For many Americans, overspending is a holiday tradition. According to the National Retail Federation, the average American shopper will spend $804.42 to celebrate this holiday season. For some, this spending season will be followed by a visit to a bankruptcy attorney’s office; so many think, why not throw caution to the wind, spend a little more, and enjoy the season?

There are a few precautions to take when preparing for a bankruptcy filing. The first and most important is to not incur a debt that you have no intention to repay. There is a great temptation to max-out personal credit cards and then discharge the debt during bankruptcy – especially when the credit is used to purchase gifts for other people. However, credit card companies review your pre-bankruptcy purchases to discover fraud. You could face an objection to your bankruptcy discharge or even a criminal complaint! Before using available credit, seek the advice of an experienced bankruptcy attorney.

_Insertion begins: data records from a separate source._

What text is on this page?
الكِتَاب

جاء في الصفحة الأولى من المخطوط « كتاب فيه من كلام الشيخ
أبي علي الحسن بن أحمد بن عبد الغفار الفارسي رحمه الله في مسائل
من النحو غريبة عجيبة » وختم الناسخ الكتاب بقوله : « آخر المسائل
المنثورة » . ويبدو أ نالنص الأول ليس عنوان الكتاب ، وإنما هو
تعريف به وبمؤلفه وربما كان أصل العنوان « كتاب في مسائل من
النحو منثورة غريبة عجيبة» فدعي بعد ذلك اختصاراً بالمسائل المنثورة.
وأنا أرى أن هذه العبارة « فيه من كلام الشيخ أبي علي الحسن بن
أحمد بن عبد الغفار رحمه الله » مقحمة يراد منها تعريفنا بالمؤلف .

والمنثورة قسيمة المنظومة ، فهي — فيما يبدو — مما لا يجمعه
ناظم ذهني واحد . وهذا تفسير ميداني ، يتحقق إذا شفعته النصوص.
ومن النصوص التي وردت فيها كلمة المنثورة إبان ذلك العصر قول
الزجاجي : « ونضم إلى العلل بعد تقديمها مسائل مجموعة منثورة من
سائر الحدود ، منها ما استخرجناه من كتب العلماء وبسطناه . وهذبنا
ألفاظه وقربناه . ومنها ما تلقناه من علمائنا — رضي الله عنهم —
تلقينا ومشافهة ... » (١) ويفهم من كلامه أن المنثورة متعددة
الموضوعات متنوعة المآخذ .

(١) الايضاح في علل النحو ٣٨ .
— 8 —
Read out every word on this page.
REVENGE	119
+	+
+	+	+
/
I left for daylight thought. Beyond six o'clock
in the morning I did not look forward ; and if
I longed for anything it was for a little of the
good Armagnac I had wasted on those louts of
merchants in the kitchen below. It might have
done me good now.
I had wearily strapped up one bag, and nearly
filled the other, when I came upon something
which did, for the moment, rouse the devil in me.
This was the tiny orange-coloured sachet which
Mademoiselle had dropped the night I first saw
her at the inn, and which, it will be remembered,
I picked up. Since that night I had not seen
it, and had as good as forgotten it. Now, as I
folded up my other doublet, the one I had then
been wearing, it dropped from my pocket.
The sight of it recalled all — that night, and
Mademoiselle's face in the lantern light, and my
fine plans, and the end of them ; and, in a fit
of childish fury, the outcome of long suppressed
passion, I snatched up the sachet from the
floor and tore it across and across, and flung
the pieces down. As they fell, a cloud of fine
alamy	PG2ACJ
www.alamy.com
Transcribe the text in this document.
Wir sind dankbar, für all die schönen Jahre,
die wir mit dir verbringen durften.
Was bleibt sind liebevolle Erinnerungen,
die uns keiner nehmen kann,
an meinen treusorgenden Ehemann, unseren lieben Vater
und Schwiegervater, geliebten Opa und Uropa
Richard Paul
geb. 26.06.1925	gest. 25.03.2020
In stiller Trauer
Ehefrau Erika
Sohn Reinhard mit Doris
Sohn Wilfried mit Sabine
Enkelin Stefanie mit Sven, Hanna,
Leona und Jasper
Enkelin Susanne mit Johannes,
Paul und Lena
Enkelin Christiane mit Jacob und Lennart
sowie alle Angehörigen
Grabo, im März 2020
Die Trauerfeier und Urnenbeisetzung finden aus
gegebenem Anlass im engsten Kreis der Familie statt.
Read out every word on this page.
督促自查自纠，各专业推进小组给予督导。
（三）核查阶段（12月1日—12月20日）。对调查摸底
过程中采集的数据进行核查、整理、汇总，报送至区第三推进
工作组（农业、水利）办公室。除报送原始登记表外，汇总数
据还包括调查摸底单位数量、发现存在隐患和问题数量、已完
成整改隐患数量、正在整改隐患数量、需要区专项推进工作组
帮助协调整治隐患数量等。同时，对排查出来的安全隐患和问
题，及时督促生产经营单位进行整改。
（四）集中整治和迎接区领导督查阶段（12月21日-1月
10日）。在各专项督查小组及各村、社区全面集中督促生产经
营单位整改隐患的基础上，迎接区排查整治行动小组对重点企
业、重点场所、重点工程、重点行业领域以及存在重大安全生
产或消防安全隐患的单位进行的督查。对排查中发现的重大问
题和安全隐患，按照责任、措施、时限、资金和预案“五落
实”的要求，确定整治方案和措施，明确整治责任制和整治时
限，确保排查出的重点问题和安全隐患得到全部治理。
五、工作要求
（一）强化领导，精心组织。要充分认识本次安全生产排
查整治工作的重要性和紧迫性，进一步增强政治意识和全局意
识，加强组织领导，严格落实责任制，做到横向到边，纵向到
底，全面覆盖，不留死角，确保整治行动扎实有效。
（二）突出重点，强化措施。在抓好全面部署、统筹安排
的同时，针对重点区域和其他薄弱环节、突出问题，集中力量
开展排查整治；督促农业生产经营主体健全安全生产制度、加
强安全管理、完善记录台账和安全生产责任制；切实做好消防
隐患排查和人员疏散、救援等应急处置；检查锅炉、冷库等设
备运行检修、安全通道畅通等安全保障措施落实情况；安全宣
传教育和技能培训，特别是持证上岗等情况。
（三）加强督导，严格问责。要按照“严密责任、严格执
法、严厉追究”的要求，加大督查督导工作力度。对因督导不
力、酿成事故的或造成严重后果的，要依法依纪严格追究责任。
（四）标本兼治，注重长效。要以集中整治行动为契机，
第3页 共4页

Another way you can create a bankruptcy issue is by making large gifts to friends and family. For instance, you may sign over a car title as a gift to your son as an act of holiday generosity. Unfortunately, the bankruptcy laws penalize this type of pre-bankruptcy transfer, and your son may lose the car to the Chapter 7 bankruptcy trustee. While the circumstances are different in every case, often you can give your son the car after the case is filed without penalty. Again, the safest route is to discuss any gifts with your bankruptcy attorney before making the transfer.

Finally, some individuals will work overtime or take on a part-time job to afford holiday gifts. This extra income is sometimes problematic when calculating a person’s disposable income for bankruptcy purposes. The Bankruptcy Code looks to the past six months of income and projects the debtor’s ability to repay debts in the future. Inflating your six month average income through overtime or a part-time job can push you out of Chapter 7 and into Chapter 13, or may increase your monthly Chapter 13 plan payment. Before taking on extra income, speak with your attorney.

The holidays are not an excuse to act financially irresponsible. If you are hurting and need to file bankruptcy, get the guidance you need from an experienced bankruptcy attorney and ensure that you don’t make matters worse.